Details of these arrangements are recorded in a central database in the Business Services Unit

After the agreement has been completed, the recipient can issue RCTI to the University. Divisions and Offices must ensure that no further tax invoice request is sent to BSU (Trade debtors Officer) to issue a tax invoice for any income received from the recipient under this agreement

A copy of RCTI must be attached to the Receipt Form to cashier when depositing your cheque with the University cashier.
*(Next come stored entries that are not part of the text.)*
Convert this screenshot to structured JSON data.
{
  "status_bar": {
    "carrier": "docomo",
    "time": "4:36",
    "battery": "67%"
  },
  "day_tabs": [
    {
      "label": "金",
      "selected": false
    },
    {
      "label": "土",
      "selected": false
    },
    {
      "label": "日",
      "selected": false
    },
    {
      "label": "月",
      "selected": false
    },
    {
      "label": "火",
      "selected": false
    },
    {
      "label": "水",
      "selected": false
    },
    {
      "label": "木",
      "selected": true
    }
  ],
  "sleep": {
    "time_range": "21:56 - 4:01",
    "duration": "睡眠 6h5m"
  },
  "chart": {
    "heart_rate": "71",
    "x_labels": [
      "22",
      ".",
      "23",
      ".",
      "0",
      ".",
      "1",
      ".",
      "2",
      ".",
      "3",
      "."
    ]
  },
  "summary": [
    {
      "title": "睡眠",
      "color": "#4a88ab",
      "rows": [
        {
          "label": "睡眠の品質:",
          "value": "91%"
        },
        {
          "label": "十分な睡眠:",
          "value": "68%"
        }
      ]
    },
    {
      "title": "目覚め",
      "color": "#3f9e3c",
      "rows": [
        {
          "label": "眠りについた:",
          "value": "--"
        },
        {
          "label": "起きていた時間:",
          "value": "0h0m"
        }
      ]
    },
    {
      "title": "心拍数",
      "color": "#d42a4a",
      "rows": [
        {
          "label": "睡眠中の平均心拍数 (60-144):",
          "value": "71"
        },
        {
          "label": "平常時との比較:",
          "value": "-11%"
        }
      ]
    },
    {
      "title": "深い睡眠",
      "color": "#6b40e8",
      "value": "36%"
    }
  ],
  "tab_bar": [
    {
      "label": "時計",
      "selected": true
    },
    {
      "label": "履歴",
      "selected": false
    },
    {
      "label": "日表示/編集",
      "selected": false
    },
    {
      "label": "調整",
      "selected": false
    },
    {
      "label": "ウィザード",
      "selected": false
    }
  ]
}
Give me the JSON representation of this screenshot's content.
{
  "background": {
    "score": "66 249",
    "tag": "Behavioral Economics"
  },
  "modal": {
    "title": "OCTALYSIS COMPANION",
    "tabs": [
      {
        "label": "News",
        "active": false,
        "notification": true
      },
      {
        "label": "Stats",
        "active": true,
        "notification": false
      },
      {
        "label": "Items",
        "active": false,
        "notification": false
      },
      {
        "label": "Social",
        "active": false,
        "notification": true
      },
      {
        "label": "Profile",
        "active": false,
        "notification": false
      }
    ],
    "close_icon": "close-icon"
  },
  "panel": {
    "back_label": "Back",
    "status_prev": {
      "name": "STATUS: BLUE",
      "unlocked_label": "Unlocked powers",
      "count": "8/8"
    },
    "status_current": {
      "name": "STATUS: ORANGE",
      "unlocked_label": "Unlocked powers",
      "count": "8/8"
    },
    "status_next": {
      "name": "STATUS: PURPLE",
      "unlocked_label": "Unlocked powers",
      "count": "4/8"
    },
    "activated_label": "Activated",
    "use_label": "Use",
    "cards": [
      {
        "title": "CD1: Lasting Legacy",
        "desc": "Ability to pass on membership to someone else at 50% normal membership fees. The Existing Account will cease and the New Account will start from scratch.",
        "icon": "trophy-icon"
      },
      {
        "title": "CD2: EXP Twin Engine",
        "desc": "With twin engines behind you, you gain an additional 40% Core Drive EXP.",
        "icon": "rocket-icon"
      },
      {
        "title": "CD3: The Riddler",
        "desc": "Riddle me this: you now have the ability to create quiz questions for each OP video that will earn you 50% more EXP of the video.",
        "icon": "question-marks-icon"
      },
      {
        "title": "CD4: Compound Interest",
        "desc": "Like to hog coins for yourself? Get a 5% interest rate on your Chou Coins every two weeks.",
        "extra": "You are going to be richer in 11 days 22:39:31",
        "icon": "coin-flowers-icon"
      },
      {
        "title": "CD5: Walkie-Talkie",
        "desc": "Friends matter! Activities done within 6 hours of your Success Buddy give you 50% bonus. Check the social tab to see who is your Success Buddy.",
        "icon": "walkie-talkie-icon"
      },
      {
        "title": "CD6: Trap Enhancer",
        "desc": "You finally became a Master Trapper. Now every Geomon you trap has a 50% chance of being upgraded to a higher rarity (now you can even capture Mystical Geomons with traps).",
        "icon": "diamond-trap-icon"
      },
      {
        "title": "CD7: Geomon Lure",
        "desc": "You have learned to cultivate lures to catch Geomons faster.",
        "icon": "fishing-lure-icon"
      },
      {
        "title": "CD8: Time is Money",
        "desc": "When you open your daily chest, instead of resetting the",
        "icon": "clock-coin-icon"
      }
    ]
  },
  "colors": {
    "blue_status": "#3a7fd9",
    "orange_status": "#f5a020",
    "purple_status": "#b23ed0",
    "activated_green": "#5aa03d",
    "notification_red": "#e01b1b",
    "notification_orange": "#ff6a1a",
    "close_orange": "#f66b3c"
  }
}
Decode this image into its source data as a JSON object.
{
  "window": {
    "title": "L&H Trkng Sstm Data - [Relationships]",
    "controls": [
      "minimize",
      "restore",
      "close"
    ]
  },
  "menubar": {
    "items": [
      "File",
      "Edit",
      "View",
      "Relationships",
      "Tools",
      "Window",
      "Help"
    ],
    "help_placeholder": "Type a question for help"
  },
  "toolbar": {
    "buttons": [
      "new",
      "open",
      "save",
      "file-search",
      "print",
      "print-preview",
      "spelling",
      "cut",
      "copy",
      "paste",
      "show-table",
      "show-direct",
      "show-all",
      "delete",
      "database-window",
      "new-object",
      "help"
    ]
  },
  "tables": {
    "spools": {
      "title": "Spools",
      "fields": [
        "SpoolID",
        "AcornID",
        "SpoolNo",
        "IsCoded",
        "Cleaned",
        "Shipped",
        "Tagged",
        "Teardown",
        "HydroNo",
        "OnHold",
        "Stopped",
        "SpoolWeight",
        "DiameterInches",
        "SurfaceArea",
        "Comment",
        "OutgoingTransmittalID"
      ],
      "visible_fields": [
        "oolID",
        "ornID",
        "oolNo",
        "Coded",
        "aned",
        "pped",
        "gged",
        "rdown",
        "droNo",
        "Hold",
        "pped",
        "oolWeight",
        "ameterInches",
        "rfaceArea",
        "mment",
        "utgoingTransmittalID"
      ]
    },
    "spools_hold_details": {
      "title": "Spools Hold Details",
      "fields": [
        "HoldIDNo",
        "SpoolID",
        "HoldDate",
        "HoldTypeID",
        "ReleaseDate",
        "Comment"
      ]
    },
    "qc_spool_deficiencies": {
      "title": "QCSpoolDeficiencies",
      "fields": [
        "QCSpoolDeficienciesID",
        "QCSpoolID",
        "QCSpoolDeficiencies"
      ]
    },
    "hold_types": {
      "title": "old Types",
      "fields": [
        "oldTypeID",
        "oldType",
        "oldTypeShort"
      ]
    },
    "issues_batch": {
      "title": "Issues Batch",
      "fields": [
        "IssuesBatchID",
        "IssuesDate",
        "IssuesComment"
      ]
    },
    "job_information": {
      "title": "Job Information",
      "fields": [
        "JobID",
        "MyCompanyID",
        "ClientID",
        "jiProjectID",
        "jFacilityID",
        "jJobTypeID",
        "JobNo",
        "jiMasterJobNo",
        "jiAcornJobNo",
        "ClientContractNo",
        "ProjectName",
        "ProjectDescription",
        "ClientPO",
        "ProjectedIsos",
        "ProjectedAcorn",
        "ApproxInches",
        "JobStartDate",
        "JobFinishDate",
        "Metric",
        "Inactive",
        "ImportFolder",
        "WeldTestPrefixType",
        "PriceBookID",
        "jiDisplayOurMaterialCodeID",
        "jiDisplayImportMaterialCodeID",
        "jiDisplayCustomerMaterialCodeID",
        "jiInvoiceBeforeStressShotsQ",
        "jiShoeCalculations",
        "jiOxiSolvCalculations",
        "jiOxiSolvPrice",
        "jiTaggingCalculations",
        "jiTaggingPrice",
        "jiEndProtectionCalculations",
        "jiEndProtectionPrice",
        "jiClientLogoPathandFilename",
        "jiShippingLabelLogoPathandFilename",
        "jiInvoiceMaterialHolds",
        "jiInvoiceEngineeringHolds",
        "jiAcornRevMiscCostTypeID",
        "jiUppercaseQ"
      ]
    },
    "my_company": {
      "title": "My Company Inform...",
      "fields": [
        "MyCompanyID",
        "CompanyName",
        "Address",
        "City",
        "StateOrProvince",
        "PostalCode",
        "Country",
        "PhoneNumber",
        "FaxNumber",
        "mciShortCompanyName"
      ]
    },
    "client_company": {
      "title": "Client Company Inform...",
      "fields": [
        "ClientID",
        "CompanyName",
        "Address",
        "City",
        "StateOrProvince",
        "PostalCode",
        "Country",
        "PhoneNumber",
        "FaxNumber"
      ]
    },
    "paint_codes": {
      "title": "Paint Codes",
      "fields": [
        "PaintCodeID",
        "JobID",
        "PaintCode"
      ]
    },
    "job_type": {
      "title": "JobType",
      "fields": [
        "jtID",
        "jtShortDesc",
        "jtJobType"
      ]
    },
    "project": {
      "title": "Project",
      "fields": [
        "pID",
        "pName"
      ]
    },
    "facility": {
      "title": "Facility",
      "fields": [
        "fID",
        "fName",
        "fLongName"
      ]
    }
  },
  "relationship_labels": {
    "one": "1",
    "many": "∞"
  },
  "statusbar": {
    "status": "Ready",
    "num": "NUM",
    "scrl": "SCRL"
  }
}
The University as a supplier has to keep the original or copy of the RCTI and any adjustment note for five years.

An RCTI agreement lapses after the specified period in the agreement. Should any early termination arise, Division/Offices must inform BSU, so that BSU can issue a termination advice to the recipient immediately when termination of the existing RCTI agreement is needed. Division/Offices are to fax termination advice to BSU at 9850 7279 or email Gwen.Lee@mq.edu.au

B. Where the supplier entity makes a taxable supply to Macquarie University and MU as the recipient issues RCTI

A ‘Recipient Created Tax Invoice’ can be issued for non-monetary consideration for a supply assuming they fall into the classes of invoices mentioned above. A consideration (payment) is not limited to a payment of money. It includes a payment in an ‘in-kind’ form such as:

  • Providing goods
  • Granting a right or performing a service (an act) and
  • Entering into an obligation.

For example, Macquarie University (MU) provides services of an in kind nature (such as laboratory facilities) to company XYZ in return for staff support provided by the company

The GST inclusive market value of the laboratory facilities from MU and the staff support from XYZ has been mutually agreed at the commencement of the grant at arms length at $11,000. Company XYZ must be registered for GST.

MU is making a laboratory facilities supply to XYZ for consideration equal to the market value of the staff support from XYZ. MU’s GST liability is 1/11th of $11K, the market value of the consideration (that is staff support received from XYZ)

XYZ is making a supply to MU of staff support for consideration equal to the market value of the laboratory facilities. Company XYZ’s GST liability is 1/11th of $11K, the market value of the consideration (that is the laboratory facilities from MU).

Both the University and the company are entitled to claim the input tax credit on their payments, establishing a revenue neutral result to the Tax Office for the tax period, provided the exchange of tax invoices takes place in the same tax period. To facilitate this, MU can enter into a Recipient Created Tax Invoice (RCTI) agreement with company XYZ, for their supply of staff support to MU Appendix 3-Request for MU's RCTI agreement (Word) and Appendix 4 –MU’s RCTI agreement to our supplier (Word).